Consider this: Which single group of caregivers attend to the patients with ALS (like my late beloved colleague Bruce Graham) whose cruelly ability to express is so cruelly stolen; memory care patients wandering down the street; and chronic pain sufferers who fall, or who self-medicate themselves into an accidental overdose?
Such patients, their conditions, and their caregivers are the hidden heroes that entrepreneur-advocate Alexandra Drane calls the “Unmentionables.” Their hiddenness is ironic because lights and sirens are difficult to miss. But the attention paid to such calls obfuscates the size of the non-emergency medical transport (NEMT) market. Uber, Lyft, and others did not break in because it is small; to the contrary, one medical transportation broker alone (LogistiCare) on its website claims to have “manage[d] more than 63 million rides annually in 50 states and the District of Columbia.”

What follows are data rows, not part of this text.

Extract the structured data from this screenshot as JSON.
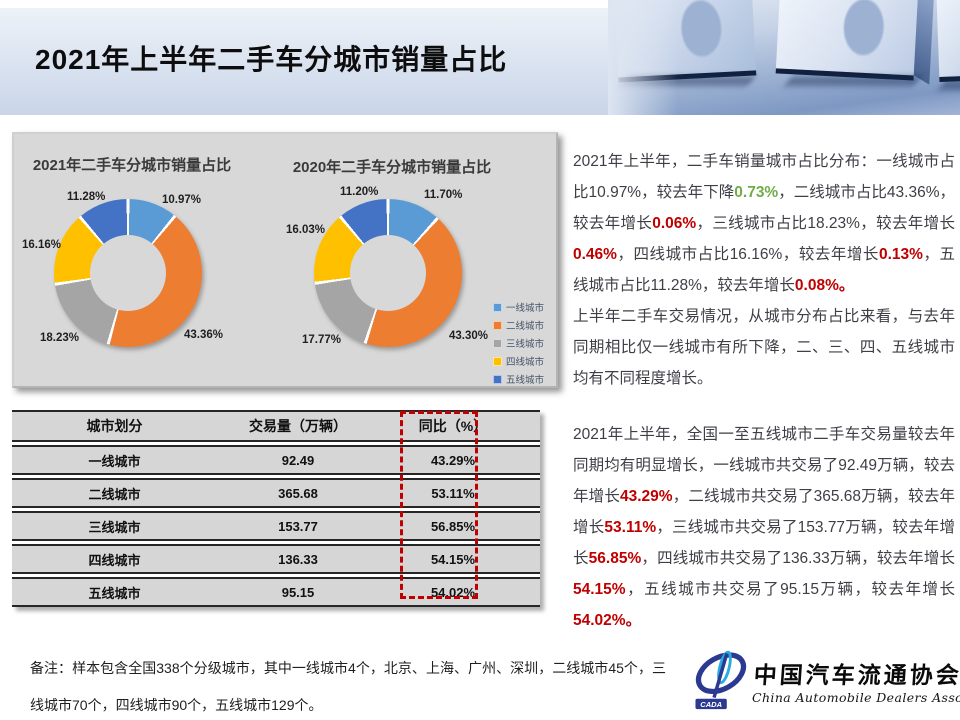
{
  "header": {
    "title": "2021年上半年二手车分城市销量占比"
  },
  "chart_data": [
    {
      "type": "pie",
      "variant": "donut",
      "title": "2021年二手车分城市销量占比",
      "categories": [
        "一线城市",
        "二线城市",
        "三线城市",
        "四线城市",
        "五线城市"
      ],
      "values": [
        10.97,
        43.36,
        18.23,
        16.16,
        11.28
      ],
      "labels": [
        "10.97%",
        "43.36%",
        "18.23%",
        "16.16%",
        "11.28%"
      ],
      "colors": [
        "#5B9BD5",
        "#ED7D31",
        "#A5A5A5",
        "#FFC000",
        "#4472C4"
      ],
      "start_angle_deg": 0,
      "direction": "clockwise",
      "legend_position": "right"
    },
    {
      "type": "pie",
      "variant": "donut",
      "title": "2020年二手车分城市销量占比",
      "categories": [
        "一线城市",
        "二线城市",
        "三线城市",
        "四线城市",
        "五线城市"
      ],
      "values": [
        11.7,
        43.3,
        17.77,
        16.03,
        11.2
      ],
      "labels": [
        "11.70%",
        "43.30%",
        "17.77%",
        "16.03%",
        "11.20%"
      ],
      "colors": [
        "#5B9BD5",
        "#ED7D31",
        "#A5A5A5",
        "#FFC000",
        "#4472C4"
      ],
      "start_angle_deg": 0,
      "direction": "clockwise",
      "legend_position": "right"
    }
  ],
  "table": {
    "headers": [
      "城市划分",
      "交易量（万辆）",
      "同比（%）"
    ],
    "rows": [
      [
        "一线城市",
        "92.49",
        "43.29%"
      ],
      [
        "二线城市",
        "365.68",
        "53.11%"
      ],
      [
        "三线城市",
        "153.77",
        "56.85%"
      ],
      [
        "四线城市",
        "136.33",
        "54.15%"
      ],
      [
        "五线城市",
        "95.15",
        "54.02%"
      ]
    ],
    "highlight_column": "同比（%）"
  },
  "analysis": {
    "block1_p1": [
      {
        "t": "2021年上半年，二手车销量城市占比分布：一线城市占比10.97%，较去年下降",
        "c": "n"
      },
      {
        "t": "0.73%",
        "c": "green"
      },
      {
        "t": "，二线城市占比43.36%，较去年增长",
        "c": "n"
      },
      {
        "t": "0.06%",
        "c": "red"
      },
      {
        "t": "，三线城市占比18.23%，较去年增长",
        "c": "n"
      },
      {
        "t": "0.46%",
        "c": "red"
      },
      {
        "t": "，四线城市占比16.16%，较去年增长",
        "c": "n"
      },
      {
        "t": "0.13%",
        "c": "red"
      },
      {
        "t": "，五线城市占比11.28%，较去年增长",
        "c": "n"
      },
      {
        "t": "0.08%。",
        "c": "red"
      }
    ],
    "block1_p2": [
      {
        "t": "上半年二手车交易情况，从城市分布占比来看，与去年同期相比仅一线城市有所下降，二、三、四、五线城市均有不同程度增长。",
        "c": "n"
      }
    ],
    "block2_p1": [
      {
        "t": "2021年上半年，全国一至五线城市二手车交易量较去年同期均有明显增长，一线城市共交易了92.49万辆，较去年增长",
        "c": "n"
      },
      {
        "t": "43.29%",
        "c": "red"
      },
      {
        "t": "，二线城市共交易了365.68万辆，较去年增长",
        "c": "n"
      },
      {
        "t": "53.11%",
        "c": "red"
      },
      {
        "t": "，三线城市共交易了153.77万辆，较去年增长",
        "c": "n"
      },
      {
        "t": "56.85%",
        "c": "red"
      },
      {
        "t": "，四线城市共交易了136.33万辆，较去年增长",
        "c": "n"
      },
      {
        "t": "54.15%",
        "c": "red"
      },
      {
        "t": "，五线城市共交易了95.15万辆，较去年增长",
        "c": "n"
      },
      {
        "t": "54.02%。",
        "c": "red"
      }
    ]
  },
  "footnote": "备注：样本包含全国338个分级城市，其中一线城市4个，北京、上海、广州、深圳，二线城市45个，三线城市70个，四线城市90个，五线城市129个。",
  "logo": {
    "abbr": "CADA",
    "name_cn": "中国汽车流通协会",
    "name_en": "China Automobile Dealers Association"
  },
  "colors": {
    "accent_red": "#C00000",
    "accent_green": "#70AD47",
    "panel_bg": "#D8D8D8"
  }
}
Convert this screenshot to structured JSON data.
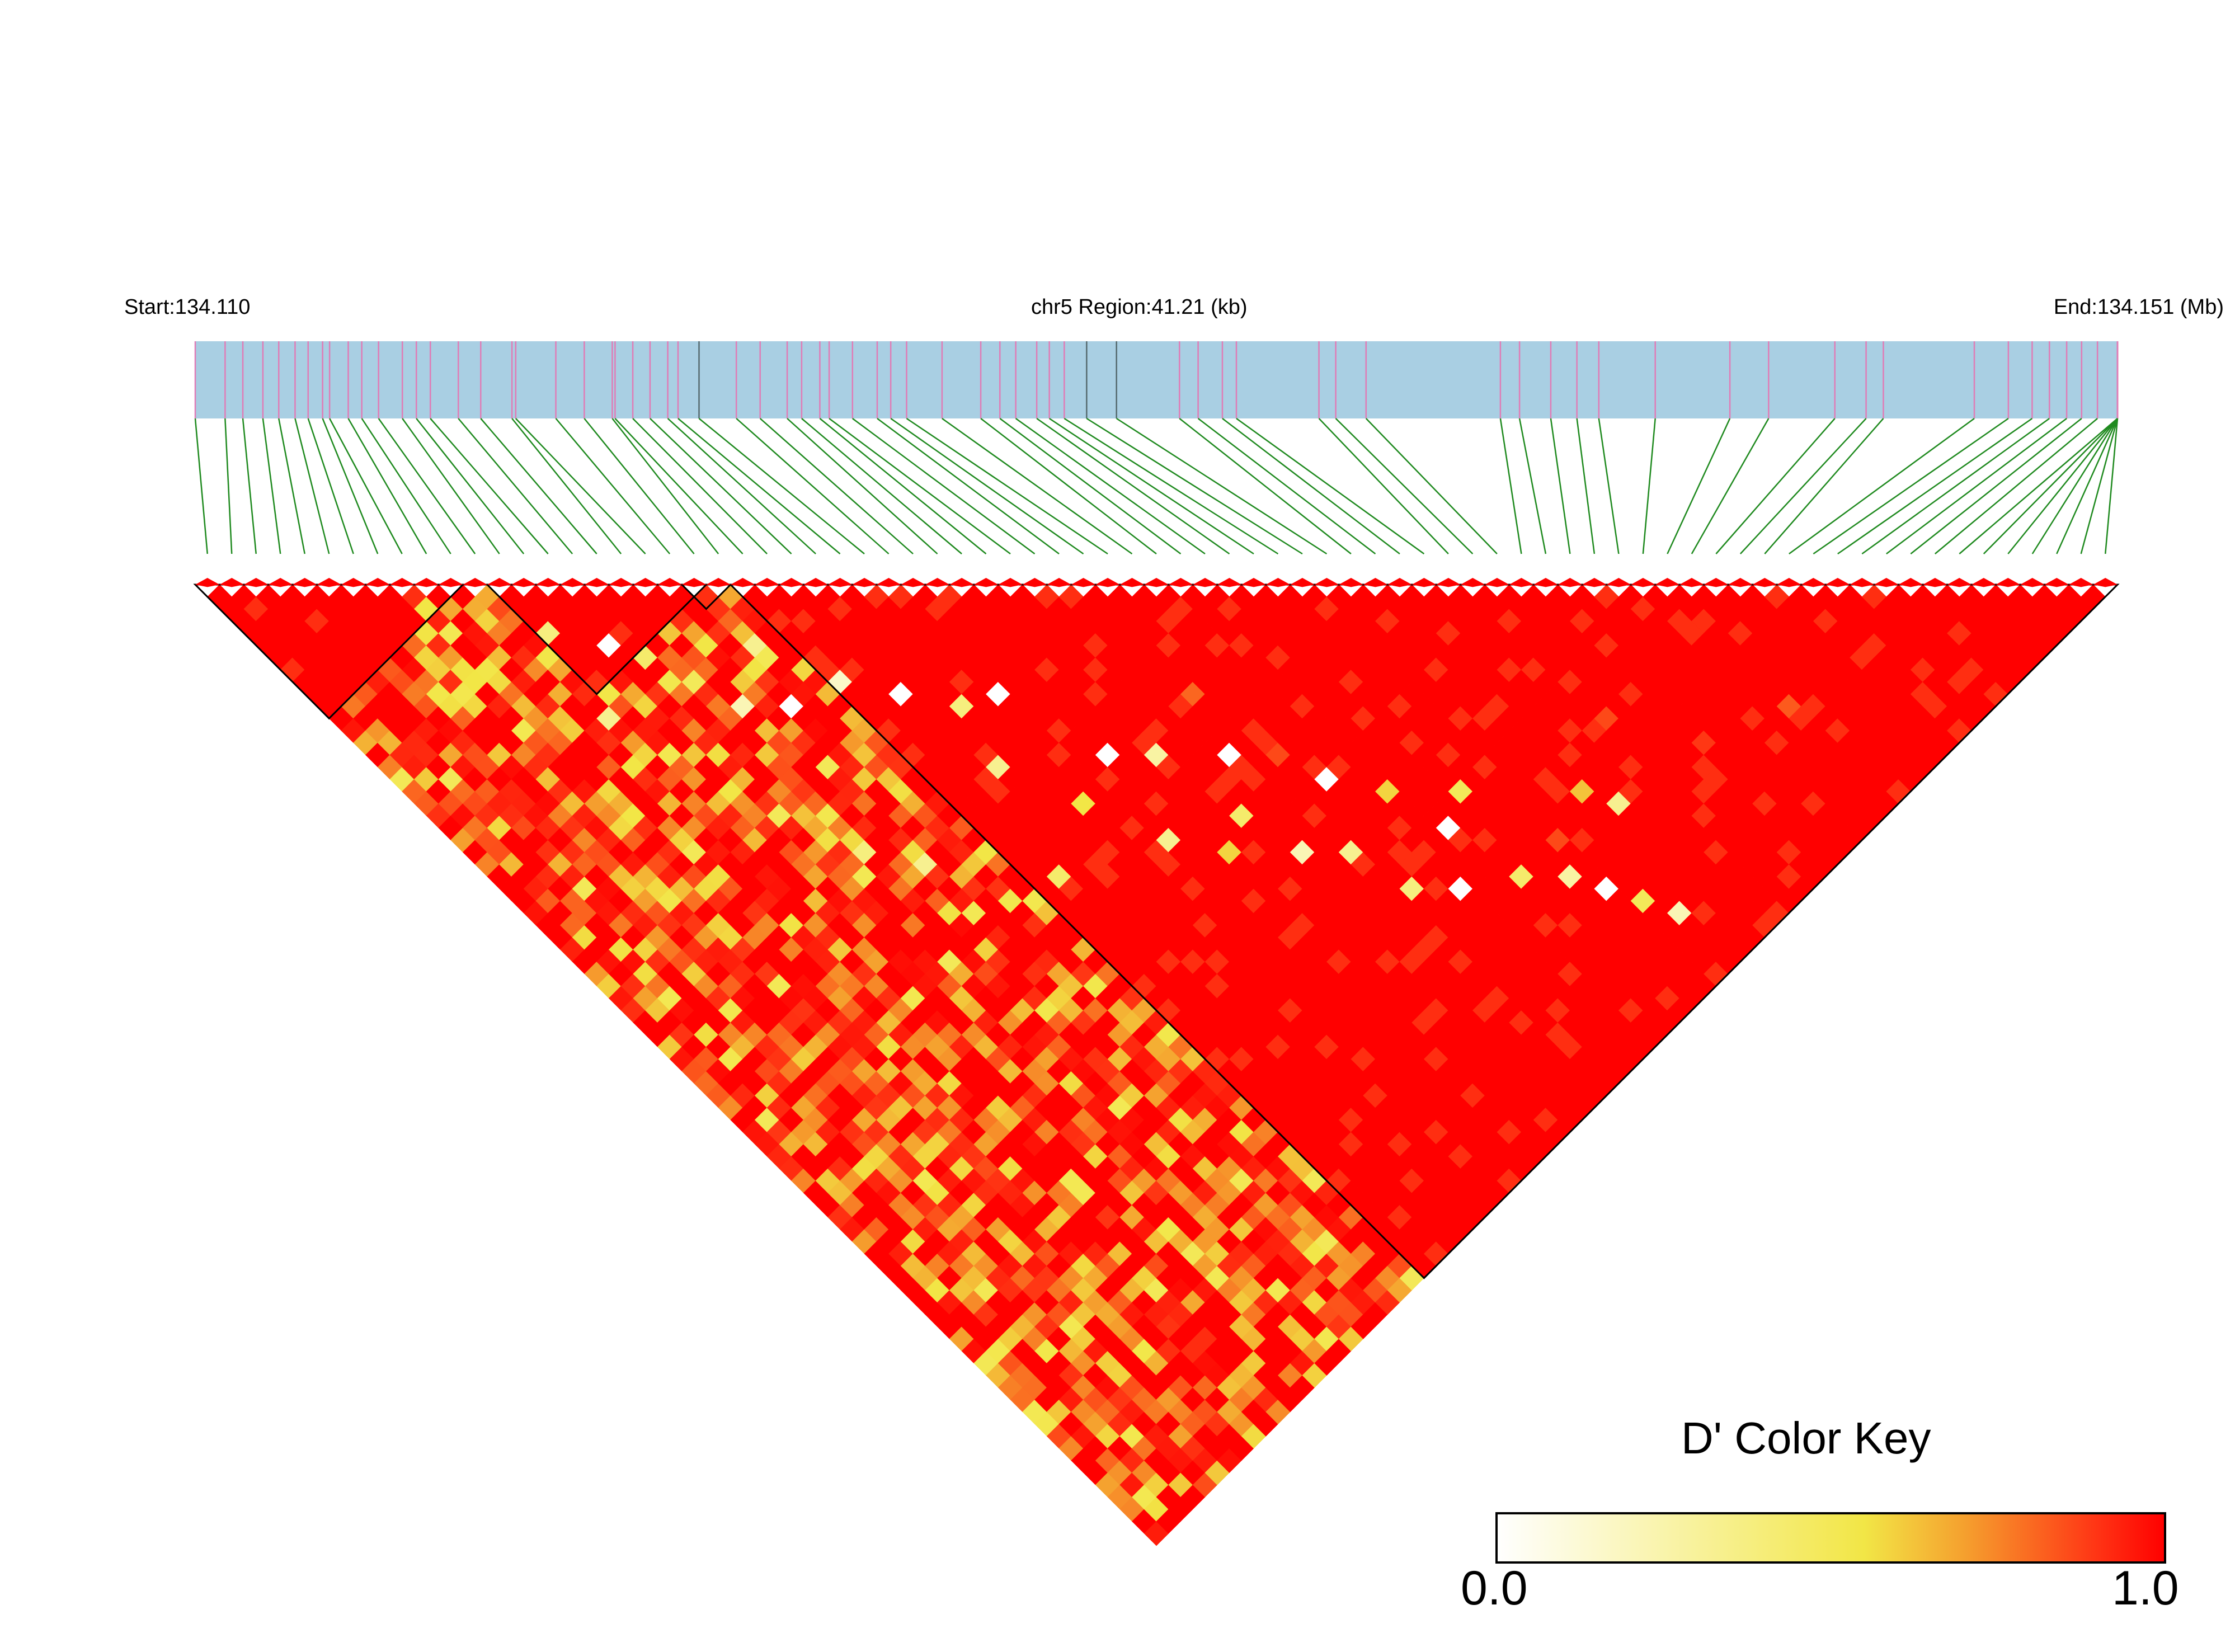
{
  "header": {
    "start_label": "Start:134.110",
    "region_label": "chr5 Region:41.21 (kb)",
    "end_label": "End:134.151 (Mb)"
  },
  "color_key": {
    "title": "D' Color Key",
    "min_label": "0.0",
    "max_label": "1.0",
    "gradient_colors": [
      "#ffffff",
      "#f4e44a",
      "#f58a2a",
      "#ff1a0a",
      "#ff0000"
    ]
  },
  "chart_data": {
    "type": "heatmap",
    "description_kind": "linkage-disequilibrium triangle",
    "chromosome": "chr5",
    "region_start_mb": 134.11,
    "region_end_mb": 134.151,
    "region_length_kb": 41.21,
    "snp_count": 79,
    "value_name": "D'",
    "value_range": [
      0.0,
      1.0
    ],
    "snp_positions_kb": [
      0.0,
      0.64,
      1.02,
      1.45,
      1.79,
      2.14,
      2.42,
      2.73,
      2.88,
      3.28,
      3.57,
      3.93,
      4.44,
      4.74,
      5.04,
      5.64,
      6.12,
      6.79,
      6.87,
      7.73,
      8.34,
      8.94,
      9.0,
      9.38,
      9.75,
      10.13,
      10.35,
      10.8,
      11.6,
      12.11,
      12.69,
      13.0,
      13.39,
      13.59,
      14.09,
      14.62,
      14.91,
      15.25,
      16.01,
      16.84,
      17.25,
      17.59,
      18.04,
      18.31,
      18.63,
      19.11,
      19.75,
      21.1,
      21.5,
      22.02,
      22.32,
      24.09,
      24.45,
      25.1,
      27.98,
      28.39,
      29.06,
      29.62,
      30.09,
      31.3,
      32.9,
      33.73,
      35.15,
      35.82,
      36.19,
      38.14,
      38.87,
      39.38,
      39.75,
      40.12,
      40.44,
      40.78,
      41.21,
      41.21,
      41.21,
      41.21,
      41.21,
      41.21,
      41.21
    ],
    "default_value": 0.85,
    "row_patterns": [
      {
        "from": 0,
        "to": 78,
        "band": "near-diagonal",
        "value": 1.0
      }
    ],
    "ld_blocks": [
      {
        "block": 1,
        "snp_start": 1,
        "snp_end": 11
      },
      {
        "block": 2,
        "snp_start": 13,
        "snp_end": 21
      },
      {
        "block": 3,
        "snp_start": 21,
        "snp_end": 22
      },
      {
        "block": 4,
        "snp_start": 23,
        "snp_end": 79
      }
    ],
    "low_value_cells": [
      [
        12,
        16,
        0.35
      ],
      [
        14,
        19,
        0.0
      ],
      [
        15,
        21,
        0.4
      ],
      [
        18,
        23,
        0.5
      ],
      [
        20,
        25,
        0.3
      ],
      [
        16,
        24,
        0.45
      ],
      [
        17,
        27,
        0.2
      ],
      [
        19,
        29,
        0.0
      ],
      [
        22,
        30,
        0.15
      ],
      [
        24,
        33,
        0.0
      ],
      [
        26,
        36,
        0.35
      ],
      [
        28,
        37,
        0.0
      ],
      [
        20,
        34,
        0.6
      ],
      [
        25,
        40,
        0.3
      ],
      [
        30,
        44,
        0.0
      ],
      [
        32,
        46,
        0.25
      ],
      [
        27,
        45,
        0.5
      ],
      [
        35,
        49,
        0.0
      ],
      [
        33,
        52,
        0.4
      ],
      [
        38,
        54,
        0.0
      ],
      [
        36,
        58,
        0.3
      ],
      [
        40,
        57,
        0.55
      ],
      [
        41,
        61,
        0.0
      ],
      [
        43,
        60,
        0.45
      ],
      [
        29,
        50,
        0.3
      ],
      [
        31,
        53,
        0.55
      ],
      [
        34,
        56,
        0.2
      ],
      [
        37,
        62,
        0.35
      ],
      [
        39,
        64,
        0.0
      ],
      [
        42,
        66,
        0.4
      ],
      [
        44,
        68,
        0.25
      ],
      [
        45,
        70,
        0.0
      ],
      [
        46,
        72,
        0.45
      ],
      [
        47,
        74,
        0.2
      ],
      [
        48,
        65,
        0.6
      ],
      [
        49,
        67,
        0.3
      ],
      [
        13,
        30,
        0.5
      ],
      [
        14,
        33,
        0.45
      ],
      [
        16,
        38,
        0.35
      ],
      [
        18,
        41,
        0.3
      ],
      [
        21,
        43,
        0.5
      ],
      [
        23,
        47,
        0.4
      ],
      [
        11,
        22,
        0.3
      ],
      [
        10,
        25,
        0.5
      ],
      [
        9,
        20,
        0.6
      ]
    ],
    "block1_low_cells": [
      [
        8,
        10,
        0.5
      ]
    ],
    "block4_low_cells": [
      [
        36,
        45,
        0.8
      ],
      [
        37,
        51,
        0.85
      ],
      [
        43,
        56,
        0.9
      ],
      [
        52,
        63,
        0.85
      ],
      [
        55,
        68,
        0.88
      ],
      [
        60,
        70,
        0.82
      ],
      [
        45,
        66,
        0.85
      ]
    ]
  }
}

By comparison, the National Association of State EMS Official published in 2020 that (according to 2019 data), “Local EMS agencies respond to nearly 28.5 million 911 dispatches every year in 41 states.” This means about half of ambulance transports were scheduled, not 911. Such a figure shows that “unmentionables” are indeed receiving care — somehow, and expensively — but they are doing so in the shadows, from professionals who travel to the patient’s side and whose insights are stuck in “separate but unequal” datasets.
How we reached this point is the stuff of history, but a third axis — “ignorance versus awareness of the presence of a solution” so that we can highlight the persistence of the problems per se — will help by incorporating Mobile Medicine care as the care point of necessity for the many patients who were not forgotten after all.